Security flaw in Prime Exclusive Moto G5 allows access to anyone
There’s no doubt in many people’s minds that the Amazon Prime exclusive version of certain smartphones offers a pretty good bargain — but it has been reported that a security flaw is affecting its Moto G5 version.
If you’re already an Amazon Prime member (or have access to the free trial), then you have the option of picking up certain mobile phones with a hefty discount on the recommended retail price. What’s the catch? You have to deal with lockscreen ads and “offers” from Amazon. So if you can live with your recent Amazon searches popping up on your lockscreen when you use your phone, then you’ve got a bargain.
That’s the way it is with the Moto G5, which can be picked up for just $240 with Amazon’s Prime Exclusive deal, a bargain for most.

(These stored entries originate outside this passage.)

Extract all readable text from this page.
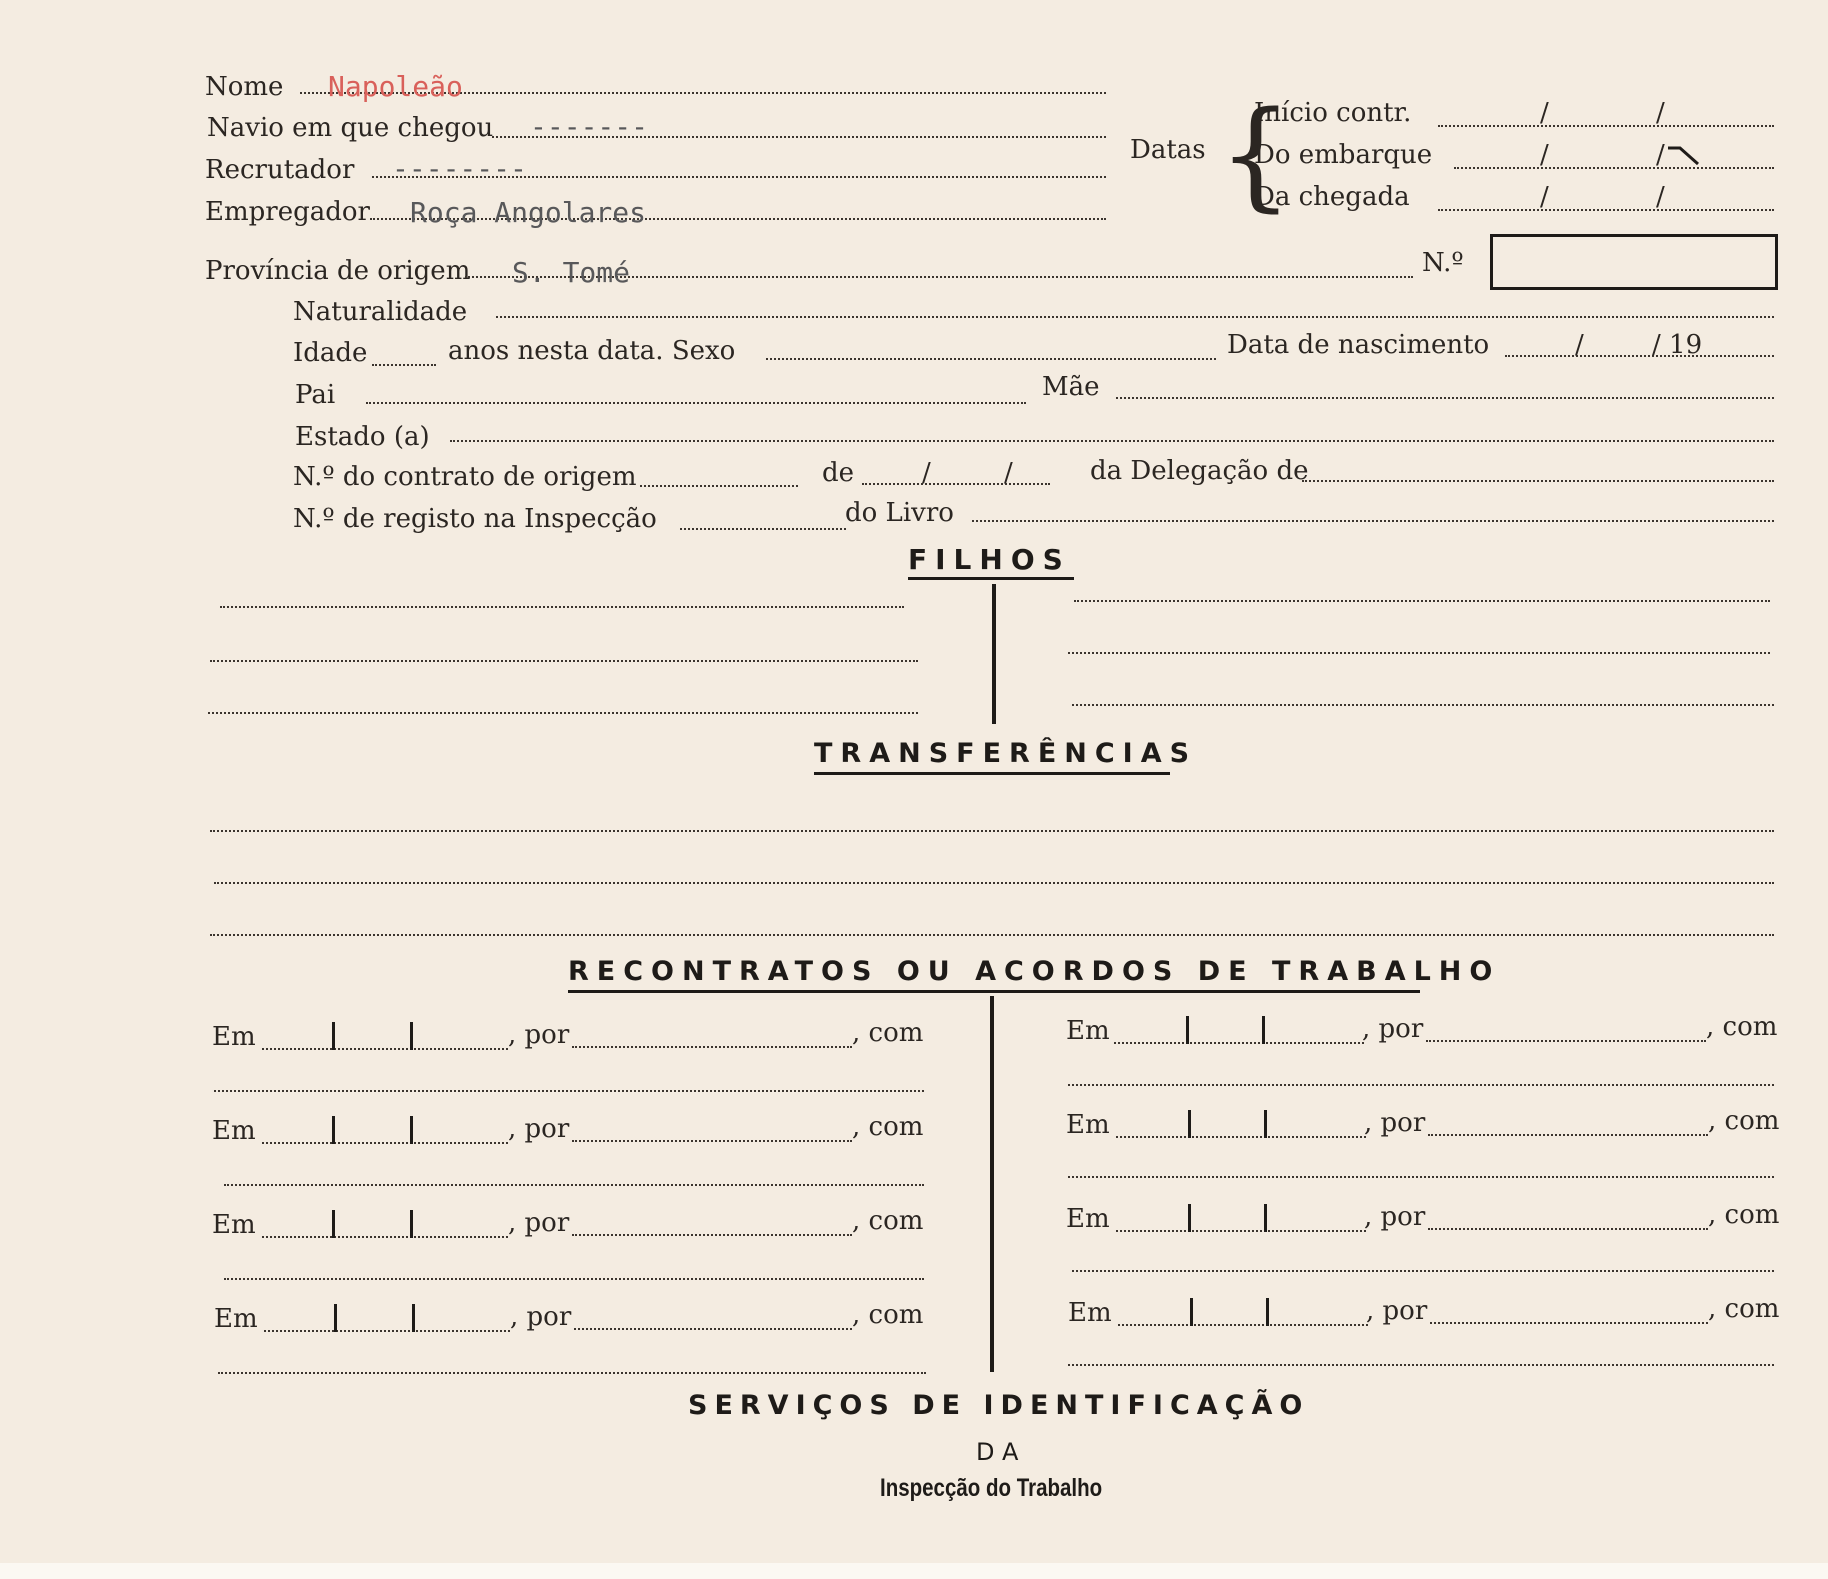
Nome Napoleão
Navio em que chegou -------
Recrutador --------
Empregador Roça Angolares
Datas {
Início contr.	/	/
Do embarque	/	/
Da chegada	/	/
Província de origem S. Tomé	N.º
Naturalidade
Idade	anos nesta data. Sexo	Data de nascimento	/	/ 19
Pai	Mãe
Estado (a)
N.º do contrato de origem	de	/	/	da Delegação de
N.º de registo na Inspecção	do Livro
FILHOS
TRANSFERÊNCIAS
RECONTRATOS OU ACORDOS DE TRABALHO
Em	, por	, com
Em	, por	, com
Em	, por	, com
Em	, por	, com
Em	, por	, com
Em	, por	, com
Em	, por	, com
Em	, por	, com
SERVIÇOS DE IDENTIFICAÇÃO
DA
Inspecção do Trabalho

However, some users have noticed that Amazon’s lockscreen ads have created a pretty significant security hole that means anyone can access your phone — even if you’ve enabled the fingerprint scanner.
Hey @amazon @MotorolaUS. I found a security flaw in my Amazon motot g5. Hit fingerprint sensor (it says fingerprint not recognized), then press power button, then click view ad on the lockscreen. This gives you 100% access to the phone. pic.twitter.com/eqLWLn34pD
— Jaraszski Colliefox (@jaraszski) January 22, 2018
In the example above, one Twitter user shows how his Moto G5 can be accessed by tapping on a lockscreen ad after the phone’s screen is awoken. The ad then bypasses the fingerprint scanner, taking him straight to the ad’s target page. From there, accessing the device’s home page — and the rest of the phone’s info, pictures, and personal data — is as simple as hitting the home button at the bottom of the screen.
Reddit users on /r/Android were quick to try and replicate the flaw, and it was discovered that Moto Display needed to be turned on, and the flaw doesn’t replicate if the phone has been turned off for a significant amount of time. The description of a replication video says that duration is around 30 seconds, which doesn’t sound too bad until you realise that’s 30 seconds during which anyone can access your phone. There’s some paranoia fuel for you right there.
At this moment, it seems that other Prime Exclusive phones are immune to the bug. Android Police has reported that its Prime Exclusive Nokia 8 can’t be accessed in the same way, so the flaw is likely rooted in some of Motorola’s software on the Moto G5 and G5 Plus.
We contacted Motorola to find out when a fix is likely. Motorola’s Support page said “our developer is currently coordinating with the developer from Google to address this issue.” While Motorola wasn’t willing to share a timeline on the fix, it said that it would be keeping members of the Motorola Community forum updated, and that a fix would be published on the Motorola website as soon as it was ready.